My book Carolina of Orange-Nassau – Ancestress of the Kings and Queens of Europe is available now in both the UK and the US!
Carolina of Orange-Nassau was born on 28 February 1743 as the daughter of William IV, Prince of Orange and Anne, Princess Royal, the daughter of King George II and Caroline of Ansbach, after whom she would be named on the King’s request. Anne had suffered several miscarriages and stillbirths, and so the relief at the birth of a healthy child was great, even if she was just a girl.
There has never been a child so easy to wean and she sleeps elevens hours a night.
In 1746, she was joined in the nursery by the shortlived Anna Maria, who died at the age of just one month. In 1748, her only surviving sibling was born, the future William V, Prince of Orange. She would be devoted to him for the rest of her life. Before the birth of her brother, Carolina had been made a possible heiress in case she had no brothers, and while her brother had no heirs, she remained his heiress. Her father died in 1751 at the age of 40, making her younger brother Prince of Orange.
By 1755, a possible candidate for marriage was on hand for Carolina. His name was Charles Christian, Prince of Nassau-Weilburg and the only objection was the fact that he was a Lutheran. Any sons they had would need to be raised in the Reformed faith to have any chance of being William’s heirs. Just before the marriage negotiations were concluded, her mother too died. Her daughter’s marriage was her final wish. Carolina had stayed with her mother until the end.
I have no fear of death, I have been ready for it too long and I know where I am going. I have often prayed to God for a swift and painless death.
Her mother died on 12 January 1759 and was interred next to her father and shortlived sister in the Nieuwe Kerk in Delft.
Carolina and Charles Christian were married on 5 March 1760 in The Hague, and the couple initially settled near The Hague. Their first son named George William was born on 18 December 1760. A second son named William Louis was born on 12 December 1761. Their joy was shortlived as George William died on 27 May 1762.

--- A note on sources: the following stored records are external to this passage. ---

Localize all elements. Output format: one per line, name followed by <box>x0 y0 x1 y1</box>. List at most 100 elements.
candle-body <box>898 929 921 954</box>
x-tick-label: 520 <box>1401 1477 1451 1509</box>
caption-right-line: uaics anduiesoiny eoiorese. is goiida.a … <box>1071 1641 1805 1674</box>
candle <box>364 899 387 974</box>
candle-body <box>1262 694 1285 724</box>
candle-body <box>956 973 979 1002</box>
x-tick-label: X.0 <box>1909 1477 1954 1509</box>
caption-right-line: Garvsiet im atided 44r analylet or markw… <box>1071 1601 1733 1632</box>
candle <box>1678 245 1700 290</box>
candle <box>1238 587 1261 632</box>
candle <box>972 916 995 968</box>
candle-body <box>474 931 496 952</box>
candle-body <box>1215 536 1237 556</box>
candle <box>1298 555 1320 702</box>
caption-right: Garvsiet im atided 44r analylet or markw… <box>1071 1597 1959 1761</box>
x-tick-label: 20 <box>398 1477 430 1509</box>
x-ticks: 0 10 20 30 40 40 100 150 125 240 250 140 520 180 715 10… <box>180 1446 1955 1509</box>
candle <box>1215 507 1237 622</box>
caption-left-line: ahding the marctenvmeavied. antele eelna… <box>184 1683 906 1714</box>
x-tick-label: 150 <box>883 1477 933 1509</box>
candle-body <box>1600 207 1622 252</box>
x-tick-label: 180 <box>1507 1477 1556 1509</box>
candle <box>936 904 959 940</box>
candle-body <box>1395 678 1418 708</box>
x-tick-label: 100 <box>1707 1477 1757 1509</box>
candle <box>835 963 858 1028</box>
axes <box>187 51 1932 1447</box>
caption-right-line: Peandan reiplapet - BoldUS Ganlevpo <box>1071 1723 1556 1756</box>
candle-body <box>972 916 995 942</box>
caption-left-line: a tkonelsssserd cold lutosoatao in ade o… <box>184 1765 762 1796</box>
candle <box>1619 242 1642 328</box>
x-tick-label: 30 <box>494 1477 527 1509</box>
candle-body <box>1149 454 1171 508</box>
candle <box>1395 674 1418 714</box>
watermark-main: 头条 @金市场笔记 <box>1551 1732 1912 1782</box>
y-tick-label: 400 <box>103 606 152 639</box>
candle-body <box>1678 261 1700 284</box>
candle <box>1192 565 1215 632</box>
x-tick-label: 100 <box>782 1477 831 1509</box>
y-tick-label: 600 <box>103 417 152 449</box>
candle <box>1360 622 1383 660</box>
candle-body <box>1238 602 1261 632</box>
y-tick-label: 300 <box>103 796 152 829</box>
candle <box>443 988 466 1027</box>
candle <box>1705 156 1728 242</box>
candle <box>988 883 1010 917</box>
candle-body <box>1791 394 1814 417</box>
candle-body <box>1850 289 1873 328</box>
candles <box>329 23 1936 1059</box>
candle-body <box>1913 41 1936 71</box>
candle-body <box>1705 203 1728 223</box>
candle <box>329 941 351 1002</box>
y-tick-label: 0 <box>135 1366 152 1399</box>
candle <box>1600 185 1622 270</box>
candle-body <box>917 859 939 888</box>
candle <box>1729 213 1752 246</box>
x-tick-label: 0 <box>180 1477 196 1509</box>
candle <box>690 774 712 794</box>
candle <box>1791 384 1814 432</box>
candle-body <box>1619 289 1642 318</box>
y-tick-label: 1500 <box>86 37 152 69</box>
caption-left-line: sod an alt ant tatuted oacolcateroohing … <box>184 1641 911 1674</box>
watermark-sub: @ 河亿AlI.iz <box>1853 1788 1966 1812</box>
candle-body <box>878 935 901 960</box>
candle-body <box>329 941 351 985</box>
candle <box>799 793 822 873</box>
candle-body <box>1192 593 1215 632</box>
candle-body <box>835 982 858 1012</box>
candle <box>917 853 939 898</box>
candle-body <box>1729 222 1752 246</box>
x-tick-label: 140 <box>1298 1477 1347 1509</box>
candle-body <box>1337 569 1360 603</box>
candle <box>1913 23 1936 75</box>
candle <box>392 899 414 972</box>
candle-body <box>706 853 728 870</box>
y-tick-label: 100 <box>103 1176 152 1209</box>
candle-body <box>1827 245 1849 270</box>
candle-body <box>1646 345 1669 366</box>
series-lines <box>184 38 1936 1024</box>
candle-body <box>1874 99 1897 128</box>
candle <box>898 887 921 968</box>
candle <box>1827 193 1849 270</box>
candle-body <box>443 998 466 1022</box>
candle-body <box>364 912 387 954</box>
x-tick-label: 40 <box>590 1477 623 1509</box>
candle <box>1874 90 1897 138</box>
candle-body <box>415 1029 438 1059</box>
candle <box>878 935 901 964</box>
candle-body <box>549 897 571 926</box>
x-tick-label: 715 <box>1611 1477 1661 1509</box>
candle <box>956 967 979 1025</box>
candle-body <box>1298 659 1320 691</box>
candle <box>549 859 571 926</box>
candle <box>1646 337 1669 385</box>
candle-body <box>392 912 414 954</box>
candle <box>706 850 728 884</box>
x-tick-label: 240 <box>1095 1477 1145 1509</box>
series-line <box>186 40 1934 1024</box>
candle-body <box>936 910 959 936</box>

It has pleased the Almighty to take my eldest son from this life
It would not be the only child the couple would lose. Carolina would be pregnant a total of 16 times, resulting in the births of 15 children. Four children were stillborn; four others would die before reaching adulthood. Carolina was particularly devastated when William Louis died at the age of 8. Charles Christian had been in military service in the Netherlands, but his brother-in-law quickly allowed him to go him to comfort his wife.
The friendship which we have had for each other in our childhood leaves me no doubt as to the part you will take in the sensible loss which we have just made by the death of my dear Louis, who died this morning at five o’clock after a 7-day illness.
Carolina had inherited a taste for music from her mother and grandmother. She played several instruments and sang. At one point she had around 300 musicians in her service. She twice played host to Wolfgang Amadeus Mozart, whose life she would save when she sent her own physician to the typhoid-stricken boy and his sister. He still remembered her many years later and even wrote sonnets for her. She often played “her” sonnets.
As her brother grew older, her presence was less needed in the Netherlands, and she moved to her husband’s Germans lands, where they settled in Kirchheimbolanden and Weilburg. In an attempt to put the death of George William behind her, she visited her aunt, Mary of Great Britain, Landgravine of Hesse-Kassel, at Schloss Philipsruhe. She didn’t stay very long.
The image of my Lutz is always present and I miss it all the time. I was ungrateful and I was insensible to all the goodnesses. I flatter myself that God has made me subject to his will
She was most cheered by the birth of her niece Louise, the daughter of William V and his wife, Wilhelmina of Prussia. She was asked to be godmother and joyfully accepted. The birth of a nephew, the future King William I of the Netherlands, made her remember the nickname she had once given her own brother, “Bololo.”
While Carolina was nearing the end of her childbearing years, her own children were getting married. Her eldest surviving son married the heiress Isabella of Kirchberg, and her daughter Louise married Henry XIII, Prince Reuss of Greiz. She may have lived to see the birth of her first grandchild, but Louise’s first son was stillborn.
Carolina died suddenly after an illness of just two days on 6 May 1787. She was buried in the reformed Peterskirche in Kirchheimbolanden while her husband, who would follow her in death not much later, would be buried in the Lutheran Paulskirche, also in Kirchheimbolanden.
Believe me, for life is all yours
Her most lasting legacy is perhaps that all the eight Kings and Queens of the current reigning dynasties are descended from her, making her truly a grandmother of Europe.